Dictionary of National Biography, 1885-1900/Daffy, Thomas
DAFFY, THOMAS (d. 1680), inventor of Daffy's ‘elixir salutis,’ was a clergyman, who in 1647 was presented by the Earl of Rutland to the living of Harby in Leicestershire. His conduct as rector appears to have given offence to the Countess of Rutland, a lady of puritanical views, and in 1666 he was removed at her instigation to the inferior living of Redmile in the same county. There he remained to his death, which occurred in 1680. In what year the medicine by which Daffy's name has been handed down was invented is not now known, but the following passage from Adam Martindale's ‘Autobiography’ (Chetham Society's Publications, iv. 209) seems to show that in 1673 (the year in which Adam's daughter Elizabeth Martindale died of a severe cold and cough) it had already achieved considerable reputation: ‘That which seemed to doe her most good was elixir salutis, for it gave her much ease (my Lord Delamere having bestowed upon her severall bottles that came immediately from Mr. Daffie himself), and it also made her cheerful; but going forth and getting new cold she went fast away. I am really persuaded that if she had taken it a little sooner in due quantities, and been carefull of herself, it might have saved her life.’

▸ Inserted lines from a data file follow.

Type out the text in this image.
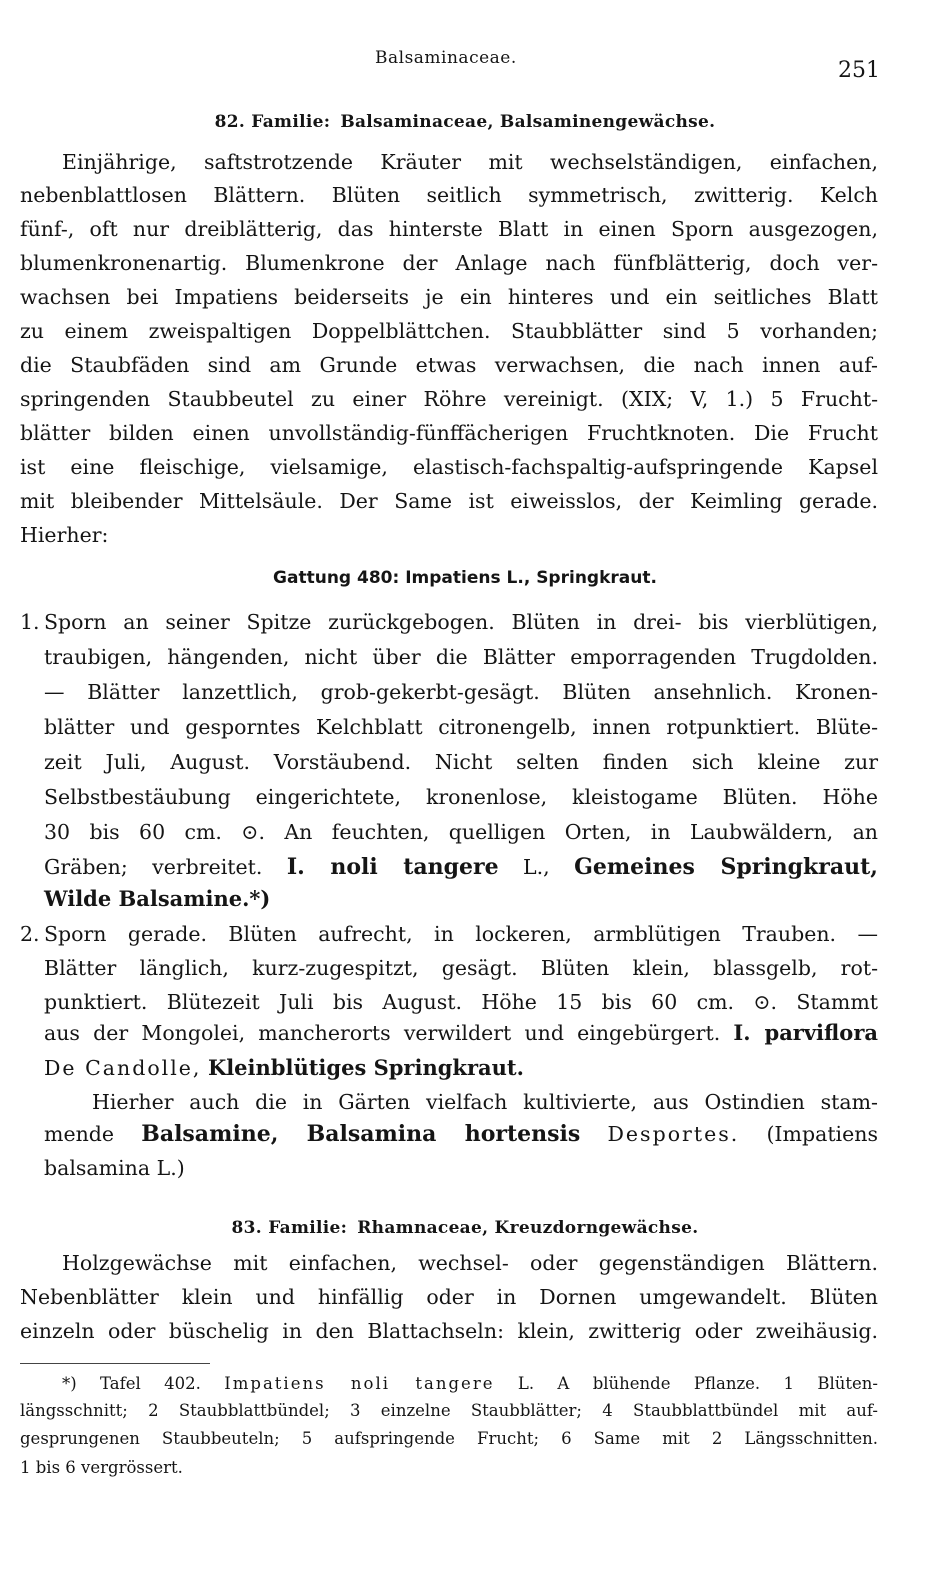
Balsaminaceae.	251
82. Familie: Balsaminaceae, Balsaminengewächse.
Einjährige, saftstrotzende Kräuter mit wechselständigen, einfachen,
nebenblattlosen Blättern. Blüten seitlich symmetrisch, zwitterig. Kelch
fünf-, oft nur dreiblätterig, das hinterste Blatt in einen Sporn ausgezogen,
blumenkronenartig. Blumenkrone der Anlage nach fünfblätterig, doch ver-
wachsen bei Impatiens beiderseits je ein hinteres und ein seitliches Blatt
zu einem zweispaltigen Doppelblättchen. Staubblätter sind 5 vorhanden;
die Staubfäden sind am Grunde etwas verwachsen, die nach innen auf-
springenden Staubbeutel zu einer Röhre vereinigt. (XIX; V, 1.) 5 Frucht-
blätter bilden einen unvollständig-fünffächerigen Fruchtknoten. Die Frucht
ist eine fleischige, vielsamige, elastisch-fachspaltig-aufspringende Kapsel
mit bleibender Mittelsäule. Der Same ist eiweisslos, der Keimling gerade.
Hierher:
Gattung 480: Impatiens L., Springkraut.
1. Sporn an seiner Spitze zurückgebogen. Blüten in drei- bis vierblütigen,
traubigen, hängenden, nicht über die Blätter emporragenden Trugdolden.
— Blätter lanzettlich, grob-gekerbt-gesägt. Blüten ansehnlich. Kronen-
blätter und gesporntes Kelchblatt citronengelb, innen rotpunktiert. Blüte-
zeit Juli, August. Vorstäubend. Nicht selten finden sich kleine zur
Selbstbestäubung eingerichtete, kronenlose, kleistogame Blüten. Höhe
30 bis 60 cm. ⊙. An feuchten, quelligen Orten, in Laubwäldern, an
Gräben; verbreitet. I. noli tangere L., Gemeines Springkraut,
Wilde Balsamine.*)
2. Sporn gerade. Blüten aufrecht, in lockeren, armblütigen Trauben. —
Blätter länglich, kurz-zugespitzt, gesägt. Blüten klein, blassgelb, rot-
punktiert. Blütezeit Juli bis August. Höhe 15 bis 60 cm. ⊙. Stammt
aus der Mongolei, mancherorts verwildert und eingebürgert. I. parviflora
De Candolle, Kleinblütiges Springkraut.
Hierher auch die in Gärten vielfach kultivierte, aus Ostindien stam-
mende Balsamine, Balsamina hortensis Desportes. (Impatiens
balsamina L.)
83. Familie: Rhamnaceae, Kreuzdorngewächse.
Holzgewächse mit einfachen, wechsel- oder gegenständigen Blättern.
Nebenblätter klein und hinfällig oder in Dornen umgewandelt. Blüten
einzeln oder büschelig in den Blattachseln: klein, zwitterig oder zweihäusig.
*) Tafel 402. Impatiens noli tangere L. A blühende Pflanze. 1 Blüten-
längsschnitt; 2 Staubblattbündel; 3 einzelne Staubblätter; 4 Staubblattbündel mit auf-
gesprungenen Staubbeuteln; 5 aufspringende Frucht; 6 Same mit 2 Längsschnitten.
1 bis 6 vergrössert.
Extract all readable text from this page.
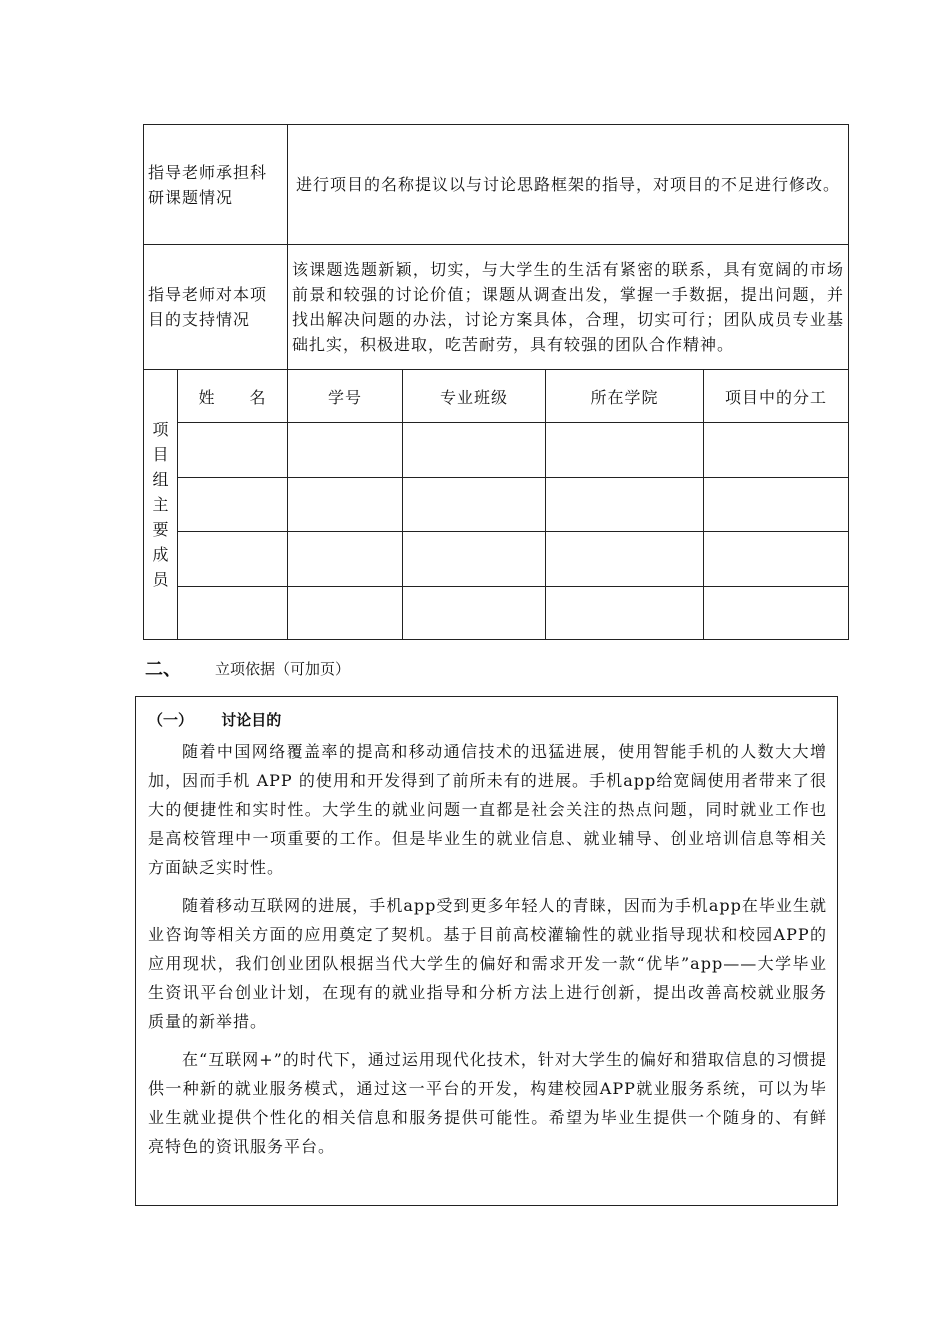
指导老师承担科研课题情况		进行项目的名称提议以与讨论思路框架的指导，对项目的不足进行修改。			
指导老师对本项目的支持情况		该课题选题新颖，切实，与大学生的生活有紧密的联系，具有宽阔的市场前景和较强的讨论价值；课题从调查出发，掌握一手数据，提出问题，并找出解决问题的办法，讨论方案具体，合理，切实可行；团队成员专业基础扎实，积极进取，吃苦耐劳，具有较强的团队合作精神。			

项目组主要成员	姓　　名	学号	专业班级	所在学院	项目中的分工

二、 立项依据（可加页）
（一） 讨论目的

随着中国网络覆盖率的提高和移动通信技术的迅猛进展，使用智能手机的人数大大增加，因而手机 APP 的使用和开发得到了前所未有的进展。手机app给宽阔使用者带来了很大的便捷性和实时性。大学生的就业问题一直都是社会关注的热点问题，同时就业工作也是高校管理中一项重要的工作。但是毕业生的就业信息、就业辅导、创业培训信息等相关方面缺乏实时性。

随着移动互联网的进展，手机app受到更多年轻人的青睐，因而为手机app在毕业生就业咨询等相关方面的应用奠定了契机。基于目前高校灌输性的就业指导现状和校园APP的应用现状，我们创业团队根据当代大学生的偏好和需求开发一款“优毕”app——大学毕业生资讯平台创业计划，在现有的就业指导和分析方法上进行创新，提出改善高校就业服务质量的新举措。

在“互联网+”的时代下，通过运用现代化技术，针对大学生的偏好和猎取信息的习惯提供一种新的就业服务模式，通过这一平台的开发，构建校园APP就业服务系统，可以为毕业生就业提供个性化的相关信息和服务提供可能性。希望为毕业生提供一个随身的、有鲜亮特色的资讯服务平台。
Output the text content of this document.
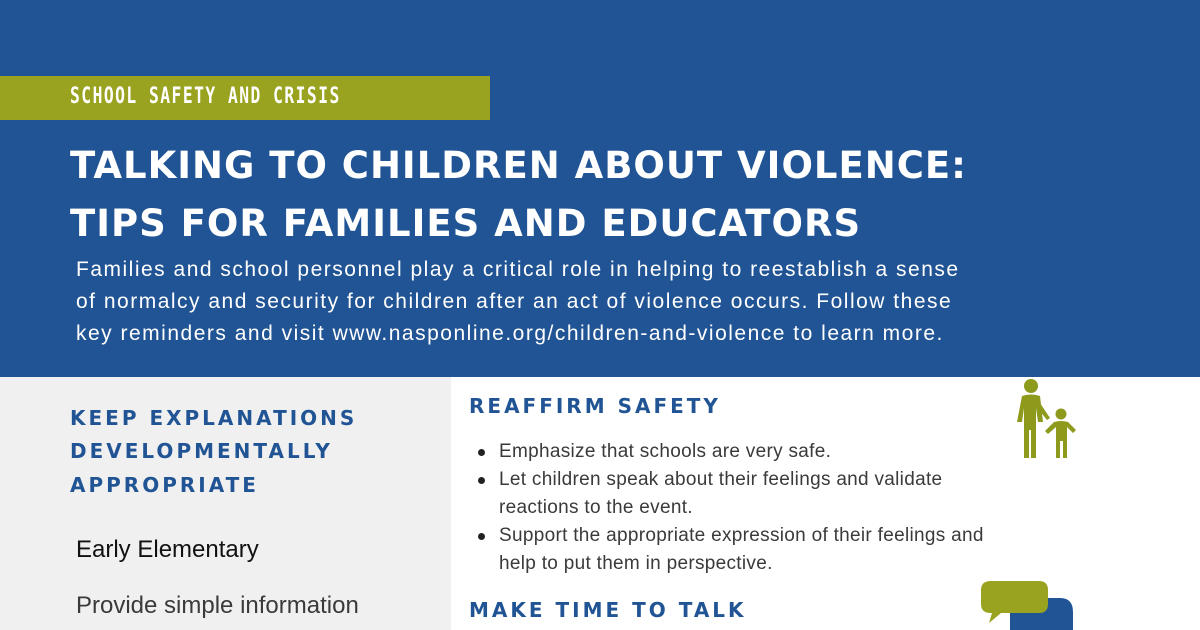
SCHOOL SAFETY AND CRISIS
TALKING TO CHILDREN ABOUT VIOLENCE:
TIPS FOR FAMILIES AND EDUCATORS
Families and school personnel play a critical role in helping to reestablish a sense
of normalcy and security for children after an act of violence occurs. Follow these
key reminders and visit www.nasponline.org/children-and-violence to learn more.
KEEP EXPLANATIONS
DEVELOPMENTALLY
APPROPRIATE
Early Elementary
Provide simple information
REAFFIRM SAFETY
Emphasize that schools are very safe.
Let children speak about their feelings and validate
reactions to the event.
Support the appropriate expression of their feelings and
help to put them in perspective.
MAKE TIME TO TALK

In an advertisement inserted by Daffy's daughter Catherine in the ‘Post Boy,’ 1 Jan. 1707–8, it is stated that during the inventor's lifetime the elixir was sold by his son Daniel, an apothecary at Nottingham, and that the secret of its preparation was also imparted to his kinsman Antony Daffy. The widow of the latter seems to have disputed Catherine's right to call herself proprietress of the popular soothing syrup. Thomas Daffy's eldest son, who bore the same name, and in ‘Gent. Mag.’ vol. lxxxv. pt. ii. 493 is confused with his father, graduated M.A. at St. John's College, Cambridge, in 1673, and became headmaster of Melton Mowbray school.
[Nichols's Leicestershire, vol. ii. pt. i. pp. 302, 422; Notes and Queries, 3rd ser. iv. 77.]